A quarter of a century ago interested people around the world came to understand the bitter truth that their acceptance at face value of the Hungarian officials’ declarations concerning the eventual fate of Nagy and the others was irresponsibly naïve. A general lack of suspicion created a suitable psychological climate for those death sentences, which were followed by hundreds of others, affecting less prominent people.
The Hungarian government leaders who were put into power through Soviet intervention had publicly promised that no harm would come to Imre Nagy and members of his government. The Polish military government has also promised that no one will be called to account for his activities before December 13. But Nagy and his friends were executed. And now the KOR spokesmen are accused of capital offenses. The promise that the legal activity of Solidarity would again be permitted once “order is restored” has also been violated.
I recently left Budapest for a year’s study trip to West Berlin and for a short visit to the United States. I am not alone among my responsible and experienced friends in Hungary in fearing that a classic political trial is being prepared. The underlying theme will be the usual one: badly intentioned intellectuals with their heads in the clouds—agents of imperialism—have corrupted the innocent working class.
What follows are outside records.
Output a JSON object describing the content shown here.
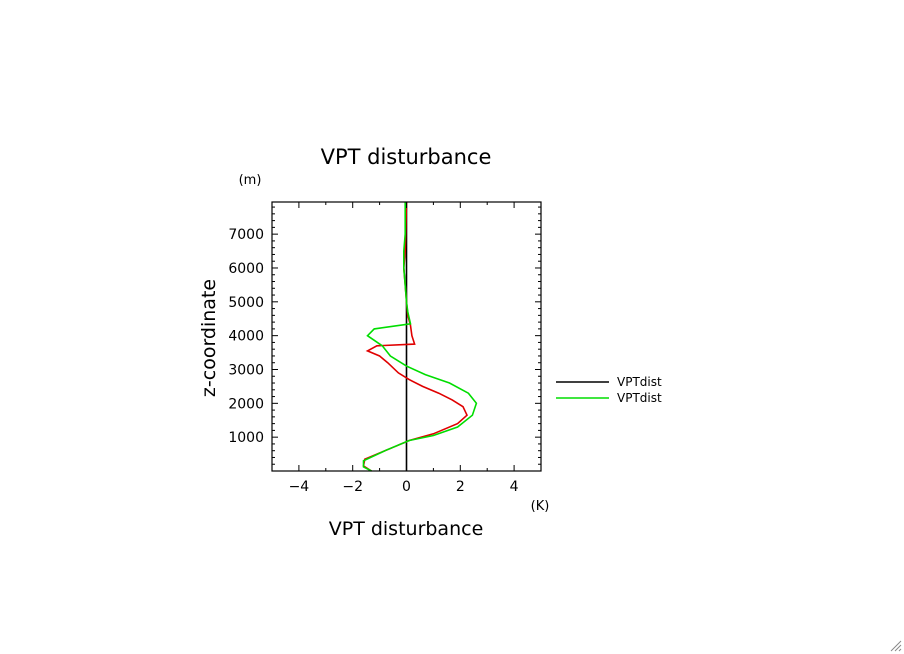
{
  "chart_data": {
    "type": "line",
    "title": "VPT disturbance",
    "xlabel": "VPT disturbance",
    "ylabel": "z-coordinate",
    "x_unit": "(K)",
    "y_unit": "(m)",
    "xlim": [
      -5,
      5
    ],
    "ylim": [
      0,
      7950
    ],
    "xticks": [
      -4,
      -2,
      0,
      2,
      4
    ],
    "yticks": [
      1000,
      2000,
      3000,
      4000,
      5000,
      6000,
      7000
    ],
    "grid": false,
    "legend_position": "right",
    "series": [
      {
        "name": "VPTdist",
        "color": "#000000",
        "points": [
          [
            0.0,
            0
          ],
          [
            0.0,
            7950
          ]
        ]
      },
      {
        "name": "",
        "color": "#e00000",
        "points": [
          [
            -1.3,
            0
          ],
          [
            -1.6,
            150
          ],
          [
            -1.55,
            350
          ],
          [
            -0.5,
            700
          ],
          [
            0.1,
            900
          ],
          [
            1.0,
            1100
          ],
          [
            1.9,
            1400
          ],
          [
            2.25,
            1650
          ],
          [
            2.1,
            1900
          ],
          [
            1.7,
            2100
          ],
          [
            1.2,
            2300
          ],
          [
            0.6,
            2500
          ],
          [
            0.1,
            2700
          ],
          [
            -0.3,
            2900
          ],
          [
            -0.7,
            3200
          ],
          [
            -1.0,
            3400
          ],
          [
            -1.45,
            3550
          ],
          [
            -1.1,
            3700
          ],
          [
            0.3,
            3750
          ],
          [
            0.2,
            4000
          ],
          [
            0.15,
            4300
          ],
          [
            0.05,
            4600
          ],
          [
            0.0,
            5000
          ],
          [
            -0.05,
            5500
          ],
          [
            -0.1,
            6000
          ],
          [
            -0.05,
            6500
          ],
          [
            0.0,
            7950
          ]
        ]
      },
      {
        "name": "VPTdist",
        "color": "#00dd00",
        "points": [
          [
            -1.3,
            0
          ],
          [
            -1.6,
            120
          ],
          [
            -1.6,
            300
          ],
          [
            -0.8,
            600
          ],
          [
            0.1,
            900
          ],
          [
            1.0,
            1050
          ],
          [
            1.9,
            1300
          ],
          [
            2.45,
            1650
          ],
          [
            2.6,
            2000
          ],
          [
            2.3,
            2300
          ],
          [
            1.6,
            2600
          ],
          [
            0.7,
            2850
          ],
          [
            0.0,
            3100
          ],
          [
            -0.6,
            3400
          ],
          [
            -0.9,
            3700
          ],
          [
            -1.45,
            4000
          ],
          [
            -1.2,
            4200
          ],
          [
            0.15,
            4350
          ],
          [
            0.05,
            4700
          ],
          [
            0.0,
            5000
          ],
          [
            -0.05,
            5500
          ],
          [
            -0.1,
            6000
          ],
          [
            -0.1,
            6500
          ],
          [
            -0.05,
            7000
          ],
          [
            -0.05,
            7500
          ],
          [
            -0.05,
            7950
          ]
        ]
      }
    ]
  }
}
It will come in handy that the tool of corruption, the hitherto suspended Solidarity union, has been finally banned at exactly this time, with the specific justification that it did not serve the goals of the working class, but rather those of KOR.
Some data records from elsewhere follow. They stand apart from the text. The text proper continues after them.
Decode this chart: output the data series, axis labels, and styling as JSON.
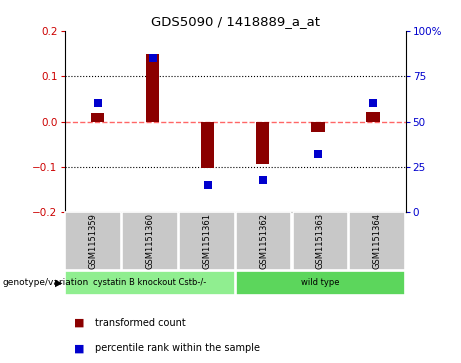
{
  "title": "GDS5090 / 1418889_a_at",
  "samples": [
    "GSM1151359",
    "GSM1151360",
    "GSM1151361",
    "GSM1151362",
    "GSM1151363",
    "GSM1151364"
  ],
  "transformed_count": [
    0.02,
    0.15,
    -0.102,
    -0.093,
    -0.022,
    0.022
  ],
  "percentile_rank": [
    60,
    85,
    15,
    18,
    32,
    60
  ],
  "ylim_left": [
    -0.2,
    0.2
  ],
  "ylim_right": [
    0,
    100
  ],
  "yticks_left": [
    -0.2,
    -0.1,
    0.0,
    0.1,
    0.2
  ],
  "yticks_right": [
    0,
    25,
    50,
    75,
    100
  ],
  "ytick_labels_right": [
    "0",
    "25",
    "50",
    "75",
    "100%"
  ],
  "bar_color": "#8B0000",
  "dot_color": "#0000CD",
  "zero_line_color": "#FF6666",
  "dot_line_color": "#9999FF",
  "grid_color": "#000000",
  "groups": [
    {
      "label": "cystatin B knockout Cstb-/-",
      "indices": [
        0,
        1,
        2
      ],
      "color": "#90EE90"
    },
    {
      "label": "wild type",
      "indices": [
        3,
        4,
        5
      ],
      "color": "#5CD65C"
    }
  ],
  "group_row_label": "genotype/variation",
  "legend_items": [
    {
      "label": "transformed count",
      "color": "#8B0000"
    },
    {
      "label": "percentile rank within the sample",
      "color": "#0000CD"
    }
  ],
  "bar_width": 0.25,
  "dot_size": 40,
  "tick_label_color_left": "#CC0000",
  "tick_label_color_right": "#0000CD",
  "sample_box_color": "#C8C8C8",
  "plot_bg": "#FFFFFF"
}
Why was it necessary to sentence to death in absentia the Polish ambassador to Washington, who asked for political asylum in the United States after December 13, 1981? Perhaps the government wants the public to become accustomed once more to the phrase “death sentence.” First in the absence of the accused, later in his presence.
There is a war on against the independent structures of society, against the Solidarity underground. The KOR trial will be a Russian-style trial exorcising demons. It will be followed by trials of the corrupted, and, as matters escalate, it may turn out that they too are demons.
Vigilance on the part of democratic public opinion throughout the world can help those among the Polish and Soviet leaders and in East European government circles who favor more moderate solutions and who seek to avoid a politics of accomplished and irreversible facts.
I ask the readers of these lines to raise their voices against the increasingly severe destruction of the autonomy of the largest nation in Eastern Europe. They should not think that the bad cannot be followed by something worse. The fate of the KOR members should be constantly monitored by committees of concerned citizens. No one should assume that if they kill Kuron and Michnik they will not kill anyone afterward.
I would be happy to be wrong. I will publicly express my apologies to the Polish government if it will prove in a convincing manner the groundlessness of my dark suspicions.